Затянувшееся ликование в петербургских гостиных казалось ему почти кощунственным: столько жертв, столько горя, столько руин — чему тут можно радоваться? Милитаризм отсидевшихся в тылу стихотворцев вызывал у него раздражение. Война давно стала для него абсолютным злом, и всякое украшение этого зла бантиками было ему отвратительно.
Героем Батюшков себя не чувствовал. С недоумением читал он в столичных газетах и журналах бравурные реляции и патриотические статьи. Когда он еще из армии писал: «Не могу простить нашим журналистам их вранья, от которого я болен сделался…» (в письме Гнедичу из Веймара 30 октября 1813 года), то имел в виду прежде всего не искажение фактов, а тон русской периодики (петербургской по преимуществу), который легко сочетал в себе мальчишеское бахвальство, старческое многословие и откровенное верноподданничество.

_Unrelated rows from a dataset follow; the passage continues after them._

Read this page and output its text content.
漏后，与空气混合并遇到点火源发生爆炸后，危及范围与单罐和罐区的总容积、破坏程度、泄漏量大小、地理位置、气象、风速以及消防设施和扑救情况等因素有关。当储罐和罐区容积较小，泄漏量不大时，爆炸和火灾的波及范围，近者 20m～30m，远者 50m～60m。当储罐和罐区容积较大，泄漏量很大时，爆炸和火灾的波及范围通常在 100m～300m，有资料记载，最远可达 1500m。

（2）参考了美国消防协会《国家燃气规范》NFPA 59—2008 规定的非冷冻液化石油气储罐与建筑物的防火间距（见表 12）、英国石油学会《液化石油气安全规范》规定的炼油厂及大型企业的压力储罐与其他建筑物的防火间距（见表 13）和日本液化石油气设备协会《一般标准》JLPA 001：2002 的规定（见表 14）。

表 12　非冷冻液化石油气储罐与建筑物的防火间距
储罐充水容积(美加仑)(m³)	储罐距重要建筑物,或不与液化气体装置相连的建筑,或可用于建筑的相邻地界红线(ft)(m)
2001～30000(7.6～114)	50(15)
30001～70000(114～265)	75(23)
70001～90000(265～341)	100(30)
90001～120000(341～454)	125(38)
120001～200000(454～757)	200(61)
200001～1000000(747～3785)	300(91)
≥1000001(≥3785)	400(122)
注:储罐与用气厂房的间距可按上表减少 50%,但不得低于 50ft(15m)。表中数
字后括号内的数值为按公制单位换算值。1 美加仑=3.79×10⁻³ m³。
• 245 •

Полвека спустя об этой особенности русской журналистики (в связи с совсем другими событиями) Вяземский скажет наотмашь: «Как мы ни радуйся, а все похожи мы на дворню, которая в лакейской поет и поздравляет барина с имянинами…»
В дневниковых заметках 1817 года «Чужое: мое сокровище!» Батюшков пишет: «Простой ратник, я видел падение Москвы, видел войну 1812, 13 и 14, видел и читал газеты и современные истории. СКОЛЬКО ЛЖИ!» [286] Последние два слова он выделил прописными буквами.
То, что пресса и официальные сообщения пропитаны чрезмерным пафосом и непомерными преувеличениями, чувствовали не только вернувшиеся генералы и офицеры, но и простые обыватели. Мария Волкова, как все светские девушки, весьма, казалось бы, далекая от общественно-политической реальности, 9 сентября 1813 года пишет подруге: «С некоторых пор приняли метод пускать пыль в глаза и обманывать честной люд реляциями, но дело-то в том, что никто не верит печатным известиям, которые совершенно противоречат частным письмам…» [287]
286
Батюшков К. Н. Сочинения. Т. 2. М., 1989. С. 36.
287
Грибоедовская Москва в письмах М. А. Волковой к В. И. Ланской 1812–1818. М., 2013. С. 145.